We went to New York this weekend. My first trip since I moved to this state to that eponymous metropolis.

I've been to New York before. On a school trip in 1997 (note hilarious contemporary website; also, the most high-brow travel with which I've ever been associated). Then passing through on my Grand Public Transportation Adventure of 2001. On that trip I came home from school one day and realized it was the beginning of spring break. I called Continental Airlines and left a couple hours later, leaving a few vague voicemails with long-unseen friends alluding to (threatening?) my impending arrival. That was a good trip, my first forray into what I suppose is called "independent travel." The extent of my stay in NYC proper, though, was to walk from Penn Station to Grand Central. I read Catcher In The Rye and visited all my friends in fancy colleges. Another time in transit between Chinatown busses.

This trip was to visit Chris. There were four of us, me and Bree and Lisa and Ryah. We wandered lazy Brooklyn streets. We drank beer at sidewalk cafes, examined free things on sidewalks.

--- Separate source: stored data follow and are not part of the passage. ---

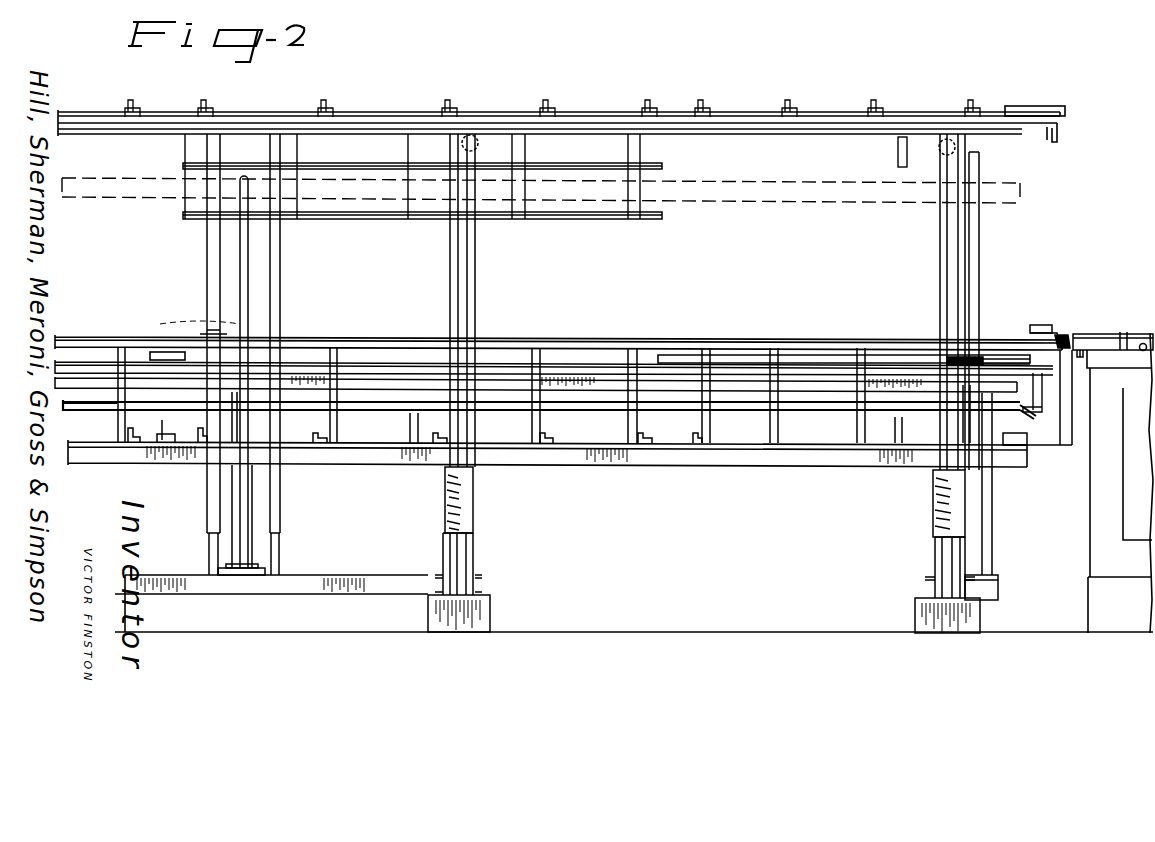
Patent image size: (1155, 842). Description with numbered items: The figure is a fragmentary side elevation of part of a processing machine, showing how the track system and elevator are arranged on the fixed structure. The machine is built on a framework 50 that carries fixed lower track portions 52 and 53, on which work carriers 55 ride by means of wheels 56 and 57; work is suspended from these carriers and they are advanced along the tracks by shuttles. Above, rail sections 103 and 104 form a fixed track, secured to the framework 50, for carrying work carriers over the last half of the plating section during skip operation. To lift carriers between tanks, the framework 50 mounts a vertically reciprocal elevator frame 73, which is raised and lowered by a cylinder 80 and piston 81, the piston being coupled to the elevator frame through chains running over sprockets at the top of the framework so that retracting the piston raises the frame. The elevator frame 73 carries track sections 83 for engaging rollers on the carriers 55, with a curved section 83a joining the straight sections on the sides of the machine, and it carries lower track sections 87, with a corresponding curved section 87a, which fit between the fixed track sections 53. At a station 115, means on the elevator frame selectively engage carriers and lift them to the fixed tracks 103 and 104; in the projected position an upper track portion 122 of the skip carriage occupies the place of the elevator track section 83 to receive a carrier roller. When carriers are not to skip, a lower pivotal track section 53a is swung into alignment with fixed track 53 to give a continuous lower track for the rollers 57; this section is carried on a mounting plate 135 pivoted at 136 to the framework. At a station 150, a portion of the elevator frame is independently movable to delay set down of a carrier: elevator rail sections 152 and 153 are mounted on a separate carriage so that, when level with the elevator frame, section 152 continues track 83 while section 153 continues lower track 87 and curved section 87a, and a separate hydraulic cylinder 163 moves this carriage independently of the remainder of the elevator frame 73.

The framework 50 is at (749, 112).
The fixed lower track portion 52 is at (518, 342).
The fixed lower track portion 53 is at (366, 407).
The lower pivotal track section 53a is at (173, 409).
The work carrier 55 is at (1106, 333).
The wheel 56 is at (1062, 337).
The wheel 57 is at (1023, 408).
The elevator frame 73 is at (752, 168).
The cylinder 80 is at (242, 510).
The piston 81 is at (243, 267).
The track section 83 is at (745, 358).
The curved section 83a is at (1007, 360).
The lower track section 87 is at (814, 412).
The curved elevator track section 87a is at (1013, 412).
The fixed track 103 is at (548, 168).
The fixed track 104 is at (542, 219).
The station 115 is at (192, 335).
The upper track portion 122 is at (168, 353).
The mounting plate 135 is at (162, 420).
The pivot 136 is at (163, 433).
The station 150 is at (986, 341).
The elevator rail section 152 is at (960, 358).
The elevator rail section 153 is at (967, 412).
The hydraulic cylinder 163 is at (988, 512).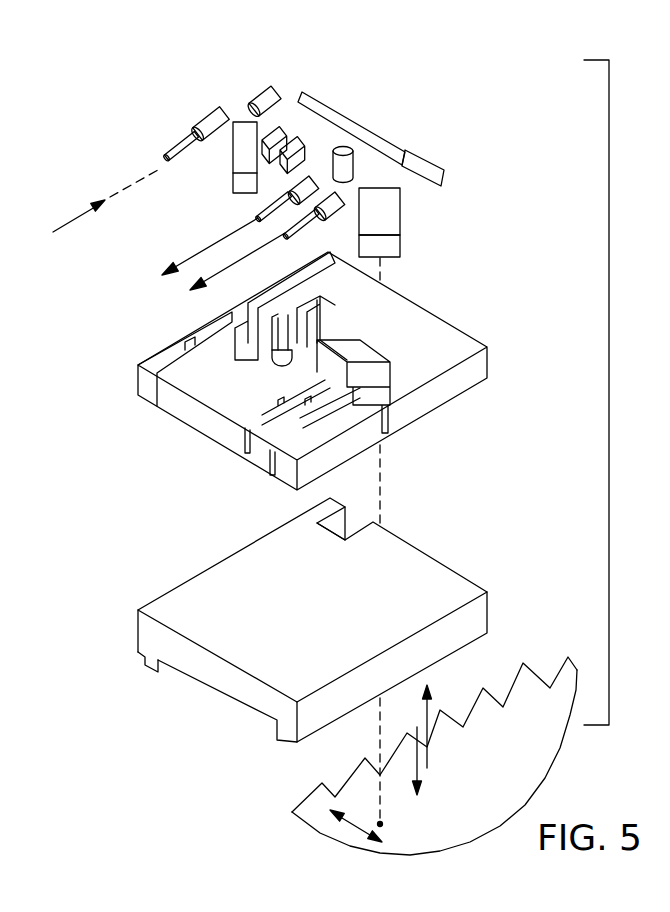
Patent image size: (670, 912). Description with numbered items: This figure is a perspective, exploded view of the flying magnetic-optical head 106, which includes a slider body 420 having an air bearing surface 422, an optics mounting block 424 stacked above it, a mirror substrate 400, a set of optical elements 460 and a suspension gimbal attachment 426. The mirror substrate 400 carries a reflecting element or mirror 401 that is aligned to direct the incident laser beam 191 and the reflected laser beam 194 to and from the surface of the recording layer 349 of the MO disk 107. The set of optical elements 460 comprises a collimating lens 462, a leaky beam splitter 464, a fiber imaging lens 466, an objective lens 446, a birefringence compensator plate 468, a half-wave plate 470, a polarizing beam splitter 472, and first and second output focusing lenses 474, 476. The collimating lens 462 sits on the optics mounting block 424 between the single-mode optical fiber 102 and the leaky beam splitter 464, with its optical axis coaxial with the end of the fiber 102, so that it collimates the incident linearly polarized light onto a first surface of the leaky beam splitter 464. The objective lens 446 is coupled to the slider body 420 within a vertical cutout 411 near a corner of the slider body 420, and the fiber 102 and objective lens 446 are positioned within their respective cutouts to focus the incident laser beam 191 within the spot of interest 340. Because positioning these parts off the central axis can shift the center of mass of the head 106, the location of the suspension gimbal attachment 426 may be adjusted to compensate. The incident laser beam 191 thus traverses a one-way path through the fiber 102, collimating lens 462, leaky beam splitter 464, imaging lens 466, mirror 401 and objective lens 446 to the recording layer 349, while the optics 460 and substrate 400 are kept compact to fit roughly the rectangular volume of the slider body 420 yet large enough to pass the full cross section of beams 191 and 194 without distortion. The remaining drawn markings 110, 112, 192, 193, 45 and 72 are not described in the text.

Ate delicious Mexican food at a twenty-four hour diner. Bree spoke a lot of Spanish. We slept on the hardwood floor of Chris's little apartment, made cozy by our bundles of blankets and pillows. It was a hot night. Sat on the fire escape. Attended a show in a hipster cave, Cloyne Court co-opers playing at Cakeshop. Walked across the Brooklyn bridge. Chris's apartment is littered with the remnants of our old apartment, lending a strange familiarity to the scene.

On Saturday before Easter it rained cherry blossoms upon us, hand-in-hand, in Central Park (okay, I'm told they are crab apple blossoms, but that's just not quite so poetic) and Bree and I walked a bit of the Met in exchange for our token $1 contribution, but the grandeur of the weekend was the lazy times in Brooklyn.